Apache Spark
Spark is a distributed computing framework designed for big data processing and analytics. The Qdrant-Spark connector enables Qdrant to be a storage destination in Spark.
Installation
You can set up the Qdrant-Spark Connector in a few different ways, depending on your preferences and requirements.
GitHub Releases
The simplest way to get started is by downloading pre-packaged JAR file releases from the GitHub releases page. These JAR files come with all the necessary dependencies.
Building from Source
If you prefer to build the JAR from source, you’ll need JDK 8 and Maven installed on your system. Once you have the prerequisites in place, navigate to the project’s root directory and run the following command:
mvn package
This command will compile the source code and generate a fat JAR, which will be stored in the target
directory by default.
Maven Central
For use with Java and Scala projects, the package can be found here.
Usage
Below, we’ll walk through the steps of creating a Spark session with Qdrant support and loading data into Qdrant.
Creating a single-node Spark session with Qdrant Support
To begin, import the necessary libraries and create a Spark session with Qdrant support:
from pyspark.sql import SparkSession
spark = SparkSession.builder.config(
"spark.jars",
"spark-VERSION.jar", # Specify the downloaded JAR file
)
.master("local[*]")
.appName("qdrant")
.getOrCreate()
import org.apache.spark.sql.SparkSession
val spark = SparkSession.builder
.config("spark.jars", "spark-VERSION.jar") // Specify the downloaded JAR file
.master("local[*]")
.appName("qdrant")
.getOrCreate()
import org.apache.spark.sql.SparkSession;
public class QdrantSparkJavaExample {
public static void main(String[] args) {
SparkSession spark = SparkSession.builder()
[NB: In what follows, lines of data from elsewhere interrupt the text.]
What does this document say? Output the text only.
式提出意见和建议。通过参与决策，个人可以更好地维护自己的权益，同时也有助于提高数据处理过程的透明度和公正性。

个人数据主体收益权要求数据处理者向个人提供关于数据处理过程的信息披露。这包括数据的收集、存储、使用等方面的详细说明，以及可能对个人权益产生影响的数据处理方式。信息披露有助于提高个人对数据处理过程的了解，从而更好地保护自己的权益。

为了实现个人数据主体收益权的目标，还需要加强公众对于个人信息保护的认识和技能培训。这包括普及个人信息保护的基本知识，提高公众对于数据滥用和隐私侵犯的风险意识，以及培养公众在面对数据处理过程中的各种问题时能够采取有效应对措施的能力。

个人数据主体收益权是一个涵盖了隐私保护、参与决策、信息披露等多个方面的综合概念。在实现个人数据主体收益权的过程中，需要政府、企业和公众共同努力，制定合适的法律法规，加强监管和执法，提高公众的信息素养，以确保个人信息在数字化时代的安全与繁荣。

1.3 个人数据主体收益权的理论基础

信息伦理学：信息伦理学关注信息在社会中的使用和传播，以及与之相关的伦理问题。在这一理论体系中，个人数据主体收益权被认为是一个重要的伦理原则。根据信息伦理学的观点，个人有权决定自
.config("spark.jars", "spark-VERSION.jar") // Specify the downloaded JAR file
.master("local[*]")
.appName("qdrant")
.getOrCreate();
}
}
Loading data into Qdrant
The connector supports ingesting multiple named/unnamed, dense/sparse vectors.
Click each to expand.
Unnamed/Default vector
<pyspark.sql.DataFrame>
.write
.format("io.qdrant.spark.Qdrant")
.option("qdrant_url", <QDRANT_GRPC_URL>)
.option("collection_name", <QDRANT_COLLECTION_NAME>)
.option("embedding_field", <EMBEDDING_FIELD_NAME>) # Expected to be a field of type ArrayType(FloatType)
.option("schema", <pyspark.sql.DataFrame>.schema.json())
.mode("append")
.save()
Named vector
<pyspark.sql.DataFrame>
.write
.format("io.qdrant.spark.Qdrant")
.option("qdrant_url", <QDRANT_GRPC_URL>)
.option("collection_name", <QDRANT_COLLECTION_NAME>)
.option("embedding_field", <EMBEDDING_FIELD_NAME>) # Expected to be a field of type ArrayType(FloatType)
.option("vector_name", <VECTOR_NAME>)
.option("schema", <pyspark.sql.DataFrame>.schema.json())
.mode("append")
.save()
NOTE
The
embedding_field
andvector_name
options are maintained for backward compatibility. It is recommended to usevector_fields
andvector_names
for named vectors as shown below.
Multiple named vectors
<pyspark.sql.DataFrame>
.write
.format("io.qdrant.spark.Qdrant")
.option("qdrant_url", "<QDRANT_GRPC_URL>")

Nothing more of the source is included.